Par bien des côtés, Uchida Tomu, avec Le Duel de l’aube, clôt son récit centré sur Musashi Miyamoto, sabreur mythique. Il reviendra au personnage une sixième fois, quelques années plus tard, mais jusqu’à présent, son cycle évoluait à raison d’un film par an, et Le Duel de l’aube achève nombre des intrigues mises en place au fil des opus.
En effet, toutes les vengeances, les rancœurs, verront leur fin, d’une manière ou d’une autre, dans ce film. Quand il commence, Miyamoto Musashi est troublé, se questionnant sur ses actes. Certes, il ne regrette pas la mort d’un enfant, nécessaire selon lui, mais sa quête de pureté martiale, sa progression sur la voie du samouraï, lui apparait comme sanglante. Aussi, quand une occasion se présente de s’arrêter et de devenir paysan pendant quelques temps, il n’hésite pas longtemps. Cependant, comme pour tout héros troublé ou déchu, la violence le rattrape et il devra reprendre la route.
Uchida Tomu dépose nombre d’embuches sur la route de son héros, mais fait aussi se croiser un certain nombre de personnages. Sa bien aimée, évidemment, dont le comportement, prévisible, finit par lasser quelque peu, tant les atermoiements des deux protagonistes, sur le thème de « je t’aime mais je ne peux pas céder » est une ligne directrice du cycle, et le réalisateur s’appesantit trop dessus au fil des films. Cependant, elle aura quelques paroles très justes et très dures sur les actes du sabreur, qui rejoignent quelques peu les propos de la geisha du film précédent. Le spectateur finit par se demander si seules les femmes, aux yeux d’Uchida Tomu, sont capables de voir l’inanité de la violence de la voie du sabre. Les hommes, encore une fois, sont trop engoncés dans des soucis d’honneur pour voir que le sang ne peut s’arrêter de couler tant que des hommes continueront à se venger, à défendre son honneur ou autre. D’ailleurs, il est effarant de constater les coups bas que sont prêts à appliquer les samouraïs pour défendre leur honneur. Ainsi, on reproche, lors de la traditionnelle bataille finale (cette fois-ci, face à un protagoniste présent depuis plusieurs films et que le spectateur pressent qu’un jour ou l’autre, les deux s’affronteront) à Musashi d’arriver en retard pour déstabiliser l’adversaire. Pourtant, cela ne dérange personne que des dizaines de tueurs soient embusqués pour tuer Musashi si d’aventure il gagnait, histoire de ne pas perdre la face en étant défait par un ronin.

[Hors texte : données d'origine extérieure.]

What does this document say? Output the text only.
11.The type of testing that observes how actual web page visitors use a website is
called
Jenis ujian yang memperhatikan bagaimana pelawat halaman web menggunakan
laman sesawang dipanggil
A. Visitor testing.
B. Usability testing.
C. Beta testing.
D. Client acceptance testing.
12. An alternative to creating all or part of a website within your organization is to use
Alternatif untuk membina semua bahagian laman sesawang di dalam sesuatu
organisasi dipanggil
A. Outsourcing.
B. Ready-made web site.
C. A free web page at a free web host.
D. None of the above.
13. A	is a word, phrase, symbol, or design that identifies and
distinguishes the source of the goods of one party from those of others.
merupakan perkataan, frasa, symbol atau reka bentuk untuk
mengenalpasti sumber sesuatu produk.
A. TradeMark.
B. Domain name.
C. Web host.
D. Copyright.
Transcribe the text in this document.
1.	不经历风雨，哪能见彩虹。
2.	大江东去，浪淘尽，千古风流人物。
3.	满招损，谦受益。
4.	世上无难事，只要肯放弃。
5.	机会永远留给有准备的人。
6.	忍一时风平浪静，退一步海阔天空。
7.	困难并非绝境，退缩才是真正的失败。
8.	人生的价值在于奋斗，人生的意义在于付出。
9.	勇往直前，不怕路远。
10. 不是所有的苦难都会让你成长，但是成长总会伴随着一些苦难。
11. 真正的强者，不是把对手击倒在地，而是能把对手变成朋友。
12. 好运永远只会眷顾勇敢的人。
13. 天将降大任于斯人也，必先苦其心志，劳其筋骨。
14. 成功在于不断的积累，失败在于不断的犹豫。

L’autre petite déception du film vient de l’apparition du moine qui a fait de Musashi ce qu’il est devenu. Il est dommage que le personnage ne soit pas plus présent, plus utile, tant son ombre plane à travers le cycle, mais le réalisateur opte fort logiquement pour une présence en filigrane, ses actes conduisant à Musashi de devenir, de peu, quelqu’un de très important, et de trouver quelqu’un qu’il cherchait ardemment.
Sorti de cela, la construction du film se révèle assez proche de celle des autres volets, et tout aussi passionnante. Musashi est fascinant, et son acteur semble habité par le rôle, tantôt héroïque tantôt pathétique, tiraillé par ses doutes et ses démons. Contrairement au précédent, Musashi est présent quasiment tout le film, mais se bat peu, mis à part une bataille rangée dans la première partie, et le duel final qui donne son nom au film.
Le Duel de l’aube est une belle conclusion au cycle, et c’est avec curiosité qu’on se demande comment Uchida Tomu fera évoluer le personnage, le mythe, lors du sixième et dernier film de la saga.
Yannik Vanesse
Coffret Miyamoto Musashi, disponible chez Wild Side depuis le 03 décembre 2014.